Both entries are collections of E-Mail messages, or, in the artist's terminology, "wurks"; "Re (ad.htm" was given an honorary mention by the festival jury of read_me 1.2.
In mid- to late 1990s, a subgenre of Net.art emerged in the Internet, particularly on mailing lists, which spoke in strange tongues of English interspersed with network protocol code, IRC slang, snippets of program code, programming and markup syntax, Unix commands, ASCII Art, often sent by pseudonymous entities as artistic spam to net cultural and arts-related mailing lists, and provoking all kinds of interesting questions such as "is this the work of a spam bot?", "was this text processed with algorithmic filters?". In 1997, the mailing list "7-11" became the melting pot of this activity, and the place for the Australian net artist mez to develop her "mezangelle" which systematically copies & pastes syntactical elements of all kinds of software and networking codes into a private language. Her "codework" - to use the genre description coined by Alan Sondheim -, semantically expands through syntactic condensation, using among others square brackets in the style of regular and boolean expressions to denote multiple, often contradictory meanings at once. In his essay "From Hypertext to Codework", critic McKenzie Wark writes: "Rather than link discrete blocs of text, or 'lexias,' to each other, Mez introduces the hypertext principle of multiplicity into the word itself. Rather than produce alternative trajectories through the text on the hypertext principle of 'choice,' here they co-exist within the same textual space." For her writing, mez uses Internet textual sources such as logged IRC conversations, Unix manpages, software output and programmer's diaries to rewrite it into highly subjective, para-essayist reflections on identities, genders and body politics where machines and humans meet and mangle in ever-unresolved twists.
Sure, this topic has been spelled out multiple times in popular culture, media theory and cultural studies alike, but mez succeeds to free it from all clichés and academisms by radically plunging into what has been called "the language of new media". Just as her wurk is "protean", i.e. ever-changing, through the para-algorithmic execution of bracketed expressions expand into multiple combinatory output sequences and meanings, it does not only reflect, but also produce protean identity.

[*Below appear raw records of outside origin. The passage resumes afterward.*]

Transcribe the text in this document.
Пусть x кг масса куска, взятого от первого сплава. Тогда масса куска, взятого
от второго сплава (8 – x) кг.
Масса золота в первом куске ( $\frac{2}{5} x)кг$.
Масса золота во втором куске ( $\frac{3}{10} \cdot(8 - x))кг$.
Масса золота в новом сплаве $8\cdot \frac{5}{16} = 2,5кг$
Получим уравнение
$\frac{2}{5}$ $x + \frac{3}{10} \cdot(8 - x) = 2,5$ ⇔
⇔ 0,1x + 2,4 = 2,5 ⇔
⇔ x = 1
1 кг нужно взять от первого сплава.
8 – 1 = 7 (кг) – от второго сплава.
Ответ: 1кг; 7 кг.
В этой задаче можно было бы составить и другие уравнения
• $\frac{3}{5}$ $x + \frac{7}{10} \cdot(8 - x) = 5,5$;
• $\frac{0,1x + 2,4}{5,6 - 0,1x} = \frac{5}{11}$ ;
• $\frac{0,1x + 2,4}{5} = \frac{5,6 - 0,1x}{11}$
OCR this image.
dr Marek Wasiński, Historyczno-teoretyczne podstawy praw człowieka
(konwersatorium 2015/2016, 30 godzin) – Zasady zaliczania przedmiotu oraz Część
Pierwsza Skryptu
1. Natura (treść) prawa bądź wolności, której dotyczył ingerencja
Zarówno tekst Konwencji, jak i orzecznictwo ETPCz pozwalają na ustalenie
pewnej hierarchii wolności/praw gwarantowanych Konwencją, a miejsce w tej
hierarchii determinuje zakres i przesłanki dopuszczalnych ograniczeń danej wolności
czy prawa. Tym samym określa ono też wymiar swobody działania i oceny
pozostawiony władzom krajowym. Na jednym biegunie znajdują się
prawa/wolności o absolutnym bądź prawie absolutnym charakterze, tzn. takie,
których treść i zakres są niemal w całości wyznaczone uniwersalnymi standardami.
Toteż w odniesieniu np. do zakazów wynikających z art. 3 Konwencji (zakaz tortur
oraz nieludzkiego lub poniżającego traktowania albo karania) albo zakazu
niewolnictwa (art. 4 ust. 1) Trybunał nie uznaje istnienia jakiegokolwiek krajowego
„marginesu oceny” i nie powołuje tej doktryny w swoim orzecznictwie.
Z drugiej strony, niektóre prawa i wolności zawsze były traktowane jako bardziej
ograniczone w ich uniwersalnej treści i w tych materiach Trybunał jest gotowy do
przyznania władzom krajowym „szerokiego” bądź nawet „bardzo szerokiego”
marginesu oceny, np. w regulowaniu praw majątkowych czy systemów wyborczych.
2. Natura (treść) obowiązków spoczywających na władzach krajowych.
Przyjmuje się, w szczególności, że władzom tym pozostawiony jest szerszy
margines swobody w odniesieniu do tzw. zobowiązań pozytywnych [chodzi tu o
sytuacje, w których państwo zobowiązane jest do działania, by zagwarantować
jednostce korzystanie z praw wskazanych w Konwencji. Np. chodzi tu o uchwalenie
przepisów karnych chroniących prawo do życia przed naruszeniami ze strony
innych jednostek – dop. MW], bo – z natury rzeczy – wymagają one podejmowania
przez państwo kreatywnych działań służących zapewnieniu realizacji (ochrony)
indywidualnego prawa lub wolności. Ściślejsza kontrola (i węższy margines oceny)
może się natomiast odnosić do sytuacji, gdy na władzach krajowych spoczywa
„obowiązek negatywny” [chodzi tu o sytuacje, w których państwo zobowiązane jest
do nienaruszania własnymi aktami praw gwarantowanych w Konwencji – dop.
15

After all, "mez" is only one arbitrary signifier among of a lapsing entity which also appears such under names as "][", "a][nti][nglo.cubic", "app][lick.ation][end.age", "][Buyo][Logical" "][co][De][e][p.rivation", "Cur.][O][va.ture", ".][depth][f.unction" "][die.][so][lution][", ".dirtee, codah.", "dis.[UR]Locate" "][D(NA).fence][", "Flesh, T.rage.dy", "]flewd[", "hu][bris, wo][man" "net.cod][a][e][x][r", "Seizu][o][r][d][e][r][", "self, re:ply.cator" "S.lee][k.ages][purr", "*star[.dot]*star", "St][o][asis" "strip::&::sponge::N.cryptor", "sub.sista", "][s][.Urge.Protect.][or][" ".traumachine."
The compilers "mezangelle" targets are fictitious and fantastic. But in contrast to a merely ornamental code chic and beyond a merely aesthetically pleasing self-reflexivity, this hybrid language serves to read and deconstruct the politics engendered into seemingly "neutral", technical codes. mez' work therefore can be read as a translation of syntax back into semantics. It makes sense from the codes of a technology which postmodern media theories enthusiastically believed to put an end to sense and human subjectivity once and for all. Expressing how precarious subjectivity and identity become in the Internet, mez' wurk nevertheless underlines the persistence of subjectivity, bodies charged with meaning.